Explosiones por simpatía
Resulta asimismo más que dudoso que el justificado descontento de los “hermanos árabes” consiga poner en marcha una revolución democrática árabe por el procedimiento de la caída de piezas de dominó. No hay que ignorar la importancia de la ejemplaridad, puesta de relieve muy pronto cuando el cambio en Túnez determinó las movilizaciones de Egipto. Solo que en ambas ocasiones se trataba de regímenes autoritarios, esto es, regímenes donde el poder del dictador no respondía a pautas totalitarias o de neosultanismo (Gadafi), existiendo un cierto pluralismo tanto en el subsistema del partido de gobierno como de forma subalterna en la sociedad civil, con una orientación laica, carente del respaldo islámico que da cohesión a otras dictaduras en países musulmanes, sentido pragmático en la acción de gobierno –comprendido el ajuste a los intereses occidentales–, y con límites bastante definidos para la habitual actuación represiva. En una palabra, existía un espacio para que la entrada en juego de un fuerte detonador activase la carga, en términos químicos por simpatía, como posiblemente sucede en Jordania y puede suceder en Argelia. Más difíciles serán las cosas en Libia, Sudán, incluso en Marruecos o Siria, y por supuesto en Arabia Saudí y en los emiratos. El sentido de las movilizaciones en Yemen es una incógnita. Las libertades democráticas no son para mañana en el mundo árabe en su conjunto.

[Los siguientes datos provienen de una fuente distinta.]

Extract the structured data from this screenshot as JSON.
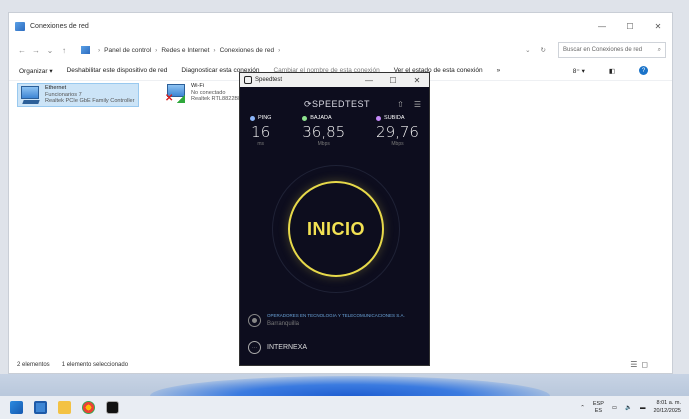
{
  "explorer": {
    "title": "Conexiones de red",
    "breadcrumb": [
      "Panel de control",
      "Redes e Internet",
      "Conexiones de red"
    ],
    "search_placeholder": "Buscar en Conexiones de red",
    "toolbar": [
      "Organizar ▾",
      "Deshabilitar este dispositivo de red",
      "Diagnosticar esta conexión",
      "Cambiar el nombre de esta conexión",
      "Ver el estado de esta conexión",
      "»"
    ],
    "adapters": [
      {
        "name": "Ethernet",
        "status": "Funcionarios 7",
        "device": "Realtek PCIe GbE Family Controller",
        "selected": true
      },
      {
        "name": "Wi-Fi",
        "status": "No conectado",
        "device": "Realtek RTL8822BE",
        "selected": false
      }
    ],
    "status": {
      "items": "2 elementos",
      "selected": "1 elemento seleccionado"
    }
  },
  "speedtest": {
    "title": "Speedtest",
    "logo": "SPEEDTEST",
    "metrics": [
      {
        "label": "PING",
        "value": "16",
        "unit": "ms",
        "color": "#8ab4f8"
      },
      {
        "label": "BAJADA",
        "value": "36,85",
        "unit": "Mbps",
        "color": "#8fe38f"
      },
      {
        "label": "SUBIDA",
        "value": "29,76",
        "unit": "Mbps",
        "color": "#c58af9"
      }
    ],
    "go_label": "INICIO",
    "provider": "OPERADORES EN TECNOLOGIA Y TELECOMUNICACIONES S.A.",
    "city": "Barranquilla",
    "server": "INTERNEXA"
  },
  "taskbar": {
    "lang_top": "ESP",
    "lang_bottom": "ES",
    "time": "8:01 a. m.",
    "date": "20/12/2025"
  }
}
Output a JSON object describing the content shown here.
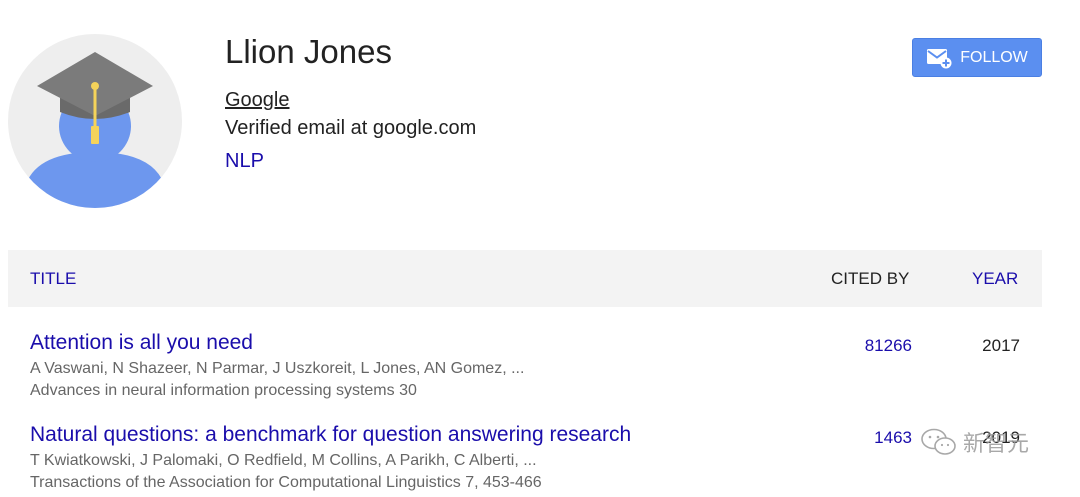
{
  "profile": {
    "name": "Llion Jones",
    "affiliation": "Google",
    "email": "Verified email at google.com",
    "interests": [
      "NLP"
    ]
  },
  "follow_button": {
    "label": "FOLLOW",
    "icon": "mail-plus-icon",
    "color": "#5b8ff0"
  },
  "table": {
    "headers": {
      "title": "TITLE",
      "cited_by": "CITED BY",
      "year": "YEAR"
    },
    "rows": [
      {
        "title": "Attention is all you need",
        "authors": "A Vaswani, N Shazeer, N Parmar, J Uszkoreit, L Jones, AN Gomez, ...",
        "venue": "Advances in neural information processing systems 30",
        "cited_by": "81266",
        "year": "2017"
      },
      {
        "title": "Natural questions: a benchmark for question answering research",
        "authors": "T Kwiatkowski, J Palomaki, O Redfield, M Collins, A Parikh, C Alberti, ...",
        "venue": "Transactions of the Association for Computational Linguistics 7, 453-466",
        "cited_by": "1463",
        "year": "2019"
      }
    ]
  },
  "watermark": {
    "text": "新智元",
    "icon": "wechat-icon"
  },
  "colors": {
    "link": "#1a0dab",
    "header_bg": "#f3f3f3",
    "avatar_blue": "#6d97ee",
    "cap_gray": "#7b7b7b",
    "tassel": "#f5d35a"
  }
}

Si a esto sumamos la carga de creciente oposición a Israel que el cambio puede producir en un país clave como Egipto, ya muy trabajado por una propaganda antisemita, con la cooperación ciega de un gobierno, el de Netanyahu, empeñado en proseguir su huida hacia delante, el optimismo debe ceder su lugar a una lógica preocupación. No por ello Estados Unidos y la Unión Europea deben vacilar en un apoyo a los movimientos antidictatoriales que compense la complicidad pasada, cuando incluso en el ejercicio del turismo de gobernantes daban por buena la corrupción de sus aliados y se aprovechaban de ella. Esto es una cosa y otra cerrar los ojos ante la posibilidad de una repetición en Egipto del patrón teocrático iraní, versión suní, imperio de la sharía mediante, más el consiguiente vuelco en la escena geopolítica de Oriente próximo, cargado de riesgos. ¿Qué hará y qué consenso logrará la Junta Militar egipcia? La difícil construcción de la democracia es el único camino practicable y el tándem Obama-Clinton parece comprometido a fondo con ese objetivo. El éxito dista de estar asegurado. ~
Antonio Elorza es ensayista, historiador y catedrático de Ciencia Política de la Universidad Complutense de Madrid. Su libro más reciente es 'Un juego de tronos castizo. Godoy y Napoleón: una agónica lucha por el poder' (Alianza Editorial, 2023).